移植性の高いWebスタイルのユーザインターフェイスの提供
Eclipse Formsの見た目は通常のWebページに似ています。Eclipse FormsはWebブラウザと同様にOSが変わっても同じ見た目を提供します。
すべてのEclipse上のUIで利用できる
Eclipseにはエディター、ビュー、ウィザード、ダイアログといったさまざまなUIがありますが、そのいずれでもEclipse Formsを使ってユーザインターフェイスを構築することができます。

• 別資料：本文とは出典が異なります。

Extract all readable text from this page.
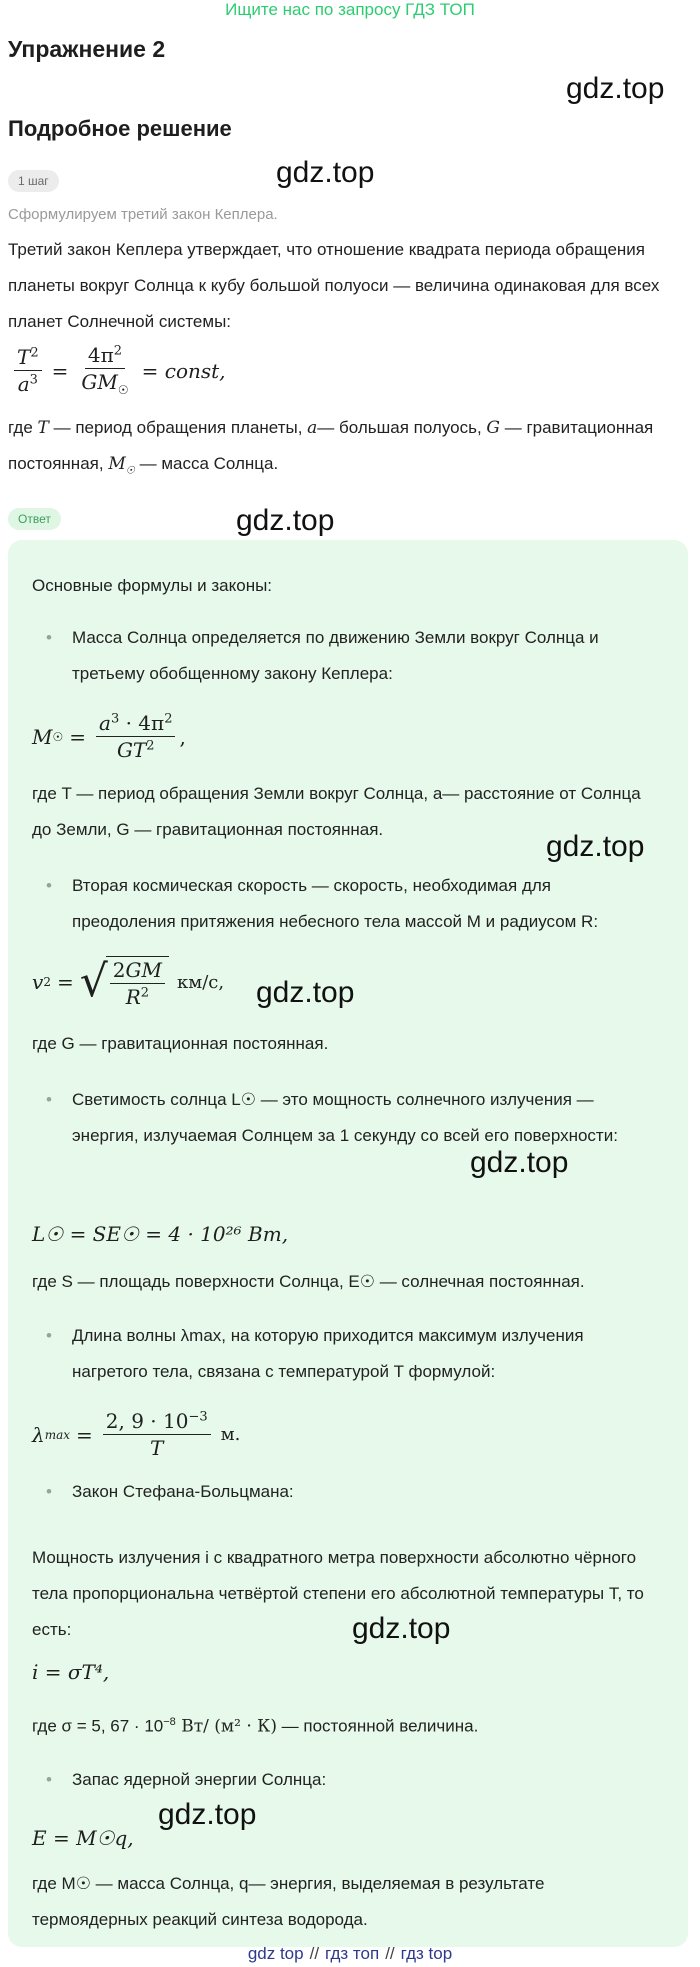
Ищите нас по запросу ГДЗ ТОП
Упражнение 2
gdz.top
Подробное решение
1 шаг	gdz.top
Сформулируем третий закон Кеплера.
Третий закон Кеплера утверждает, что отношение квадрата периода обращения планеты вокруг Солнца к кубу большой полуоси — величина одинаковая для всех планет Солнечной системы:
$\frac{T^2}{a^3} = \frac{4\pi^2}{GM_☉}$ = const,
где T — период обращения планеты, a— большая полуось, G — гравитационная постоянная, $M_☉$ — масса Солнца.
Ответ	gdz.top
Основные формулы и законы:
• Масса Солнца определяется по движению Земли вокруг Солнца и третьему обобщенному закону Кеплера:
M ☉ = $\frac{a^3 \cdot 4\pi^2}{GT^2}$ ,
где T — период обращения Земли вокруг Солнца, a— расстояние от Солнца до Земли, G — гравитационная постоянная.
gdz.top
• Вторая космическая скорость — скорость, необходимая для преодоления притяжения небесного тела массой M и радиусом R:
v 2 = √ $\frac{2GM}{R^2} км/с$, gdz.top
где G — гравитационная постоянная.
• Светимость солнца L☉ — это мощность солнечного излучения — энергия, излучаемая Солнцем за 1 секунду со всей его поверхности:
gdz.top
L☉ = SE☉ = 4 · 10²⁶ Вт,
где S — площадь поверхности Солнца, E☉ — солнечная постоянная.
• Длина волны λmax, на которую приходится максимум излучения нагретого тела, связана с температурой T формулой:
λ $\max = \frac{2, 9 \cdot 10^{-3}}{T} м$.
• Закон Стефана-Больцмана:
Мощность излучения i с квадратного метра поверхности абсолютно чёрного тела пропорциональна четвёртой степени его абсолютной температуры Т, то есть:	gdz.top
i = σT⁴,
где σ = 5, $67 \cdot 10^{-8}$ Вт/ (м² · К) — постоянной величина.
• Запас ядерной энергии Солнца:
gdz.top
E = M☉q,
где M☉ — масса Солнца, q— энергия, выделяемая в результате термоядерных реакций синтеза водорода.
gdz top // гдз топ // гдз top
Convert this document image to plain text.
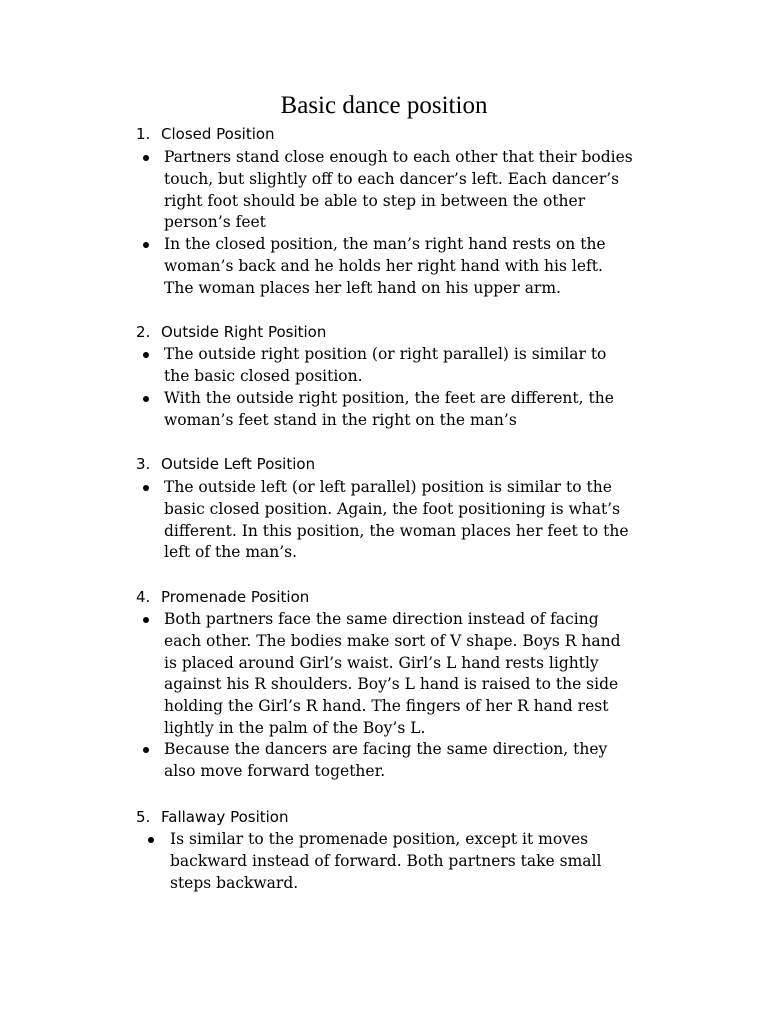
Basic dance position
1. Closed Position
Partners stand close enough to each other that their bodies
touch, but slightly off to each dancer’s left. Each dancer’s
right foot should be able to step in between the other
person’s feet
In the closed position, the man’s right hand rests on the
woman’s back and he holds her right hand with his left.
The woman places her left hand on his upper arm.
2. Outside Right Position
The outside right position (or right parallel) is similar to
the basic closed position.
With the outside right position, the feet are different, the
woman’s feet stand in the right on the man’s
3. Outside Left Position
The outside left (or left parallel) position is similar to the
basic closed position. Again, the foot positioning is what’s
different. In this position, the woman places her feet to the
left of the man’s.
4. Promenade Position
Both partners face the same direction instead of facing
each other. The bodies make sort of V shape. Boys R hand
is placed around Girl’s waist. Girl’s L hand rests lightly
against his R shoulders. Boy’s L hand is raised to the side
holding the Girl’s R hand. The fingers of her R hand rest
lightly in the palm of the Boy’s L.
Because the dancers are facing the same direction, they
also move forward together.
5. Fallaway Position
Is similar to the promenade position, except it moves
backward instead of forward. Both partners take small
steps backward.
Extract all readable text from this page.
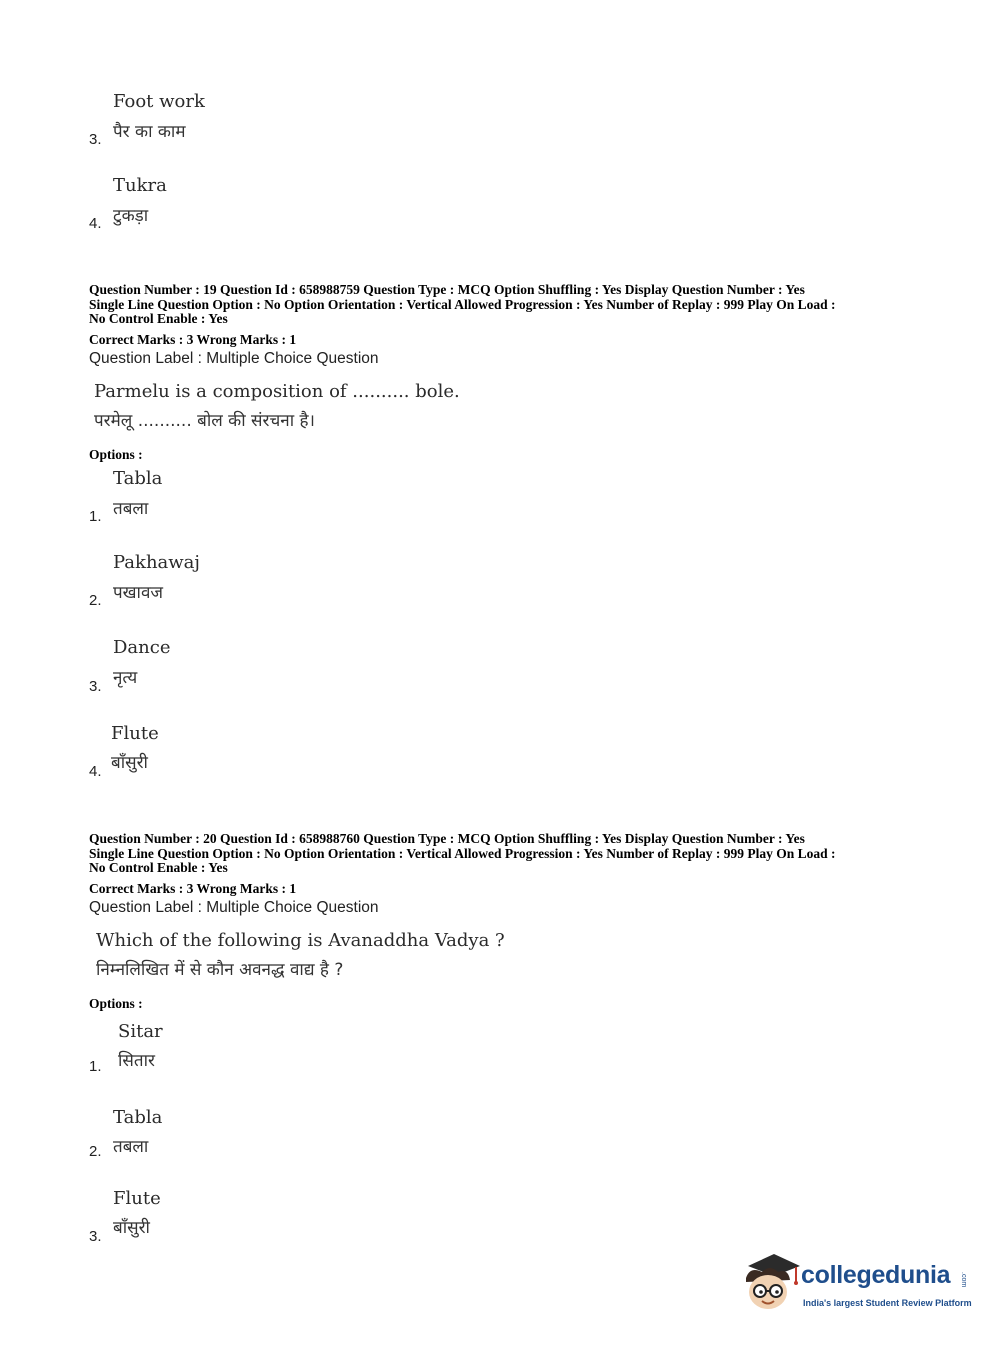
Foot work
पैर का काम
3.
Tukra
टुकड़ा
4.
Question Number : 19 Question Id : 658988759 Question Type : MCQ Option Shuffling : Yes Display Question Number : Yes
Single Line Question Option : No Option Orientation : Vertical Allowed Progression : Yes Number of Replay : 999 Play On Load :
No Control Enable : Yes
Correct Marks : 3 Wrong Marks : 1
Question Label : Multiple Choice Question
Parmelu is a composition of .......... bole.
परमेलू .......... बोल की संरचना है।
Options :
Tabla
तबला
1.
Pakhawaj
पखावज
2.
Dance
नृत्य
3.
Flute
बाँसुरी
4.
Question Number : 20 Question Id : 658988760 Question Type : MCQ Option Shuffling : Yes Display Question Number : Yes
Single Line Question Option : No Option Orientation : Vertical Allowed Progression : Yes Number of Replay : 999 Play On Load :
No Control Enable : Yes
Correct Marks : 3 Wrong Marks : 1
Question Label : Multiple Choice Question
Which of the following is Avanaddha Vadya ?
निम्नलिखित में से कौन अवनद्ध वाद्य है ?
Options :
Sitar
सितार
1.
Tabla
तबला
2.
Flute
बाँसुरी
3.
collegedunia .com
India's largest Student Review Platform
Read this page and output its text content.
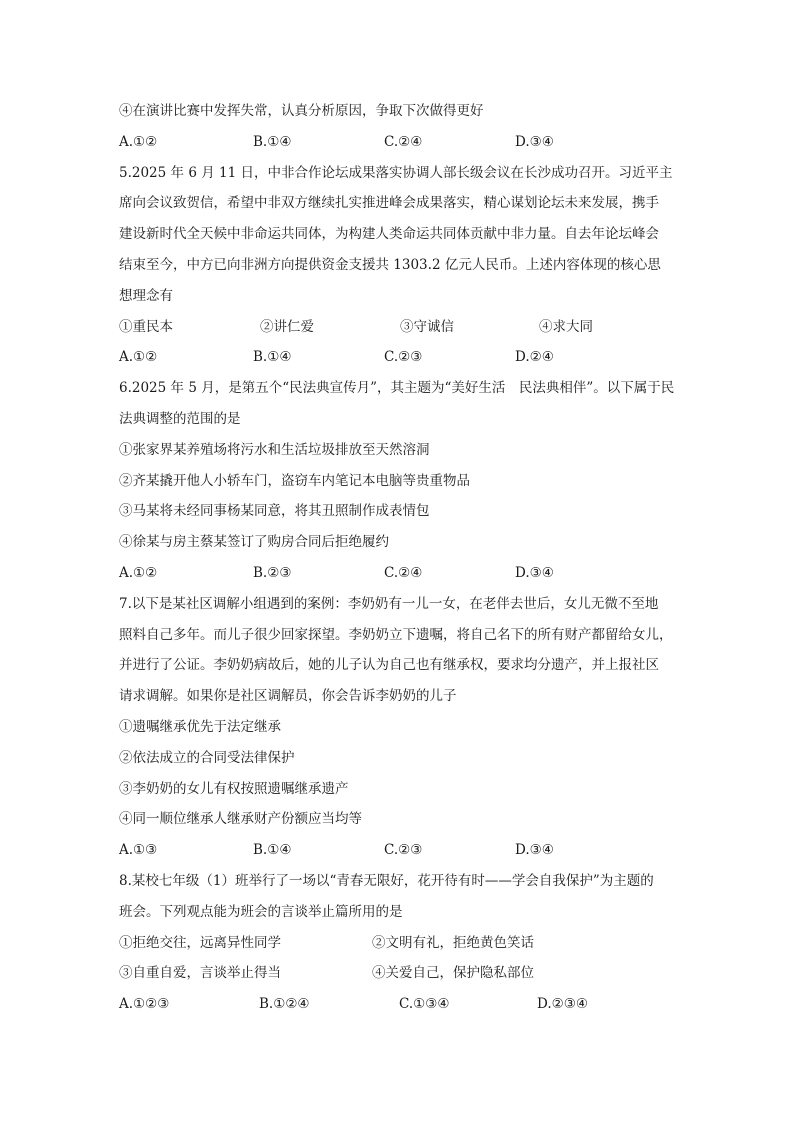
④在演讲比赛中发挥失常，认真分析原因，争取下次做得更好
A.①②	B.①④	C.②④	D.③④
5.2025 年 6 月 11 日，中非合作论坛成果落实协调人部长级会议在长沙成功召开。习近平主
席向会议致贺信，希望中非双方继续扎实推进峰会成果落实，精心谋划论坛未来发展，携手
建设新时代全天候中非命运共同体，为构建人类命运共同体贡献中非力量。自去年论坛峰会
结束至今，中方已向非洲方向提供资金支援共 1303.2 亿元人民币。上述内容体现的核心思
想理念有
①重民本	②讲仁爱	③守诚信	④求大同
A.①②	B.①④	C.②③	D.②④
6.2025 年 5 月，是第五个“民法典宣传月”，其主题为“美好生活　民法典相伴”。以下属于民
法典调整的范围的是
①张家界某养殖场将污水和生活垃圾排放至天然溶洞
②齐某撬开他人小轿车门，盗窃车内笔记本电脑等贵重物品
③马某将未经同事杨某同意，将其丑照制作成表情包
④徐某与房主蔡某签订了购房合同后拒绝履约
A.①②	B.②③	C.②④	D.③④
7.以下是某社区调解小组遇到的案例：李奶奶有一儿一女，在老伴去世后，女儿无微不至地
照料自己多年。而儿子很少回家探望。李奶奶立下遗嘱，将自己名下的所有财产都留给女儿，
并进行了公证。李奶奶病故后，她的儿子认为自己也有继承权，要求均分遗产，并上报社区
请求调解。如果你是社区调解员，你会告诉李奶奶的儿子
①遗嘱继承优先于法定继承
②依法成立的合同受法律保护
③李奶奶的女儿有权按照遗嘱继承遗产
④同一顺位继承人继承财产份额应当均等
A.①③	B.①④	C.②③	D.③④
8.某校七年级（1）班举行了一场以“青春无限好，花开待有时——学会自我保护”为主题的
班会。下列观点能为班会的言谈举止篇所用的是
①拒绝交往，远离异性同学	②文明有礼，拒绝黄色笑话
③自重自爱，言谈举止得当	④关爱自己，保护隐私部位
A.①②③	B.①②④	C.①③④	D.②③④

それではEclipse Formsを使ったインターフェイスを実際に見てみましょう。先ほど作成したプラグイン・プロジェクトのMETA-INFフォルダーの中のMANIFEST.MFを開いてください。するとプラグインのマニフェストエディターが起動します。このエディターはEclipse Formsで作られています。エディター下部にタブがありますので、いろいろな画面を開いてみてください。例えば、「 概要」タブにはいくつかリンクがあり、クリックするとその機能が実行されるようになっています。Eclipse FormsはこのようにWebページと同じような見た目を提供します。
図3 マニフェストエディター
おわりに
以上でEclipseのインストール及びプラグイン開発を行うためのプラグイン・プロジェクトの作成が終了しました。加えて、リッチなUIを提供するEclipse Formsの特徴についてもおわかり頂けたのではないでしょうか。
これでプラグイン開発を始められる状態になりました。早速プラグインを開発していきたいところですが、その前に今回開発するプラグインの仕様を決める必要があります。次回は、プラグインの仕様を決定します。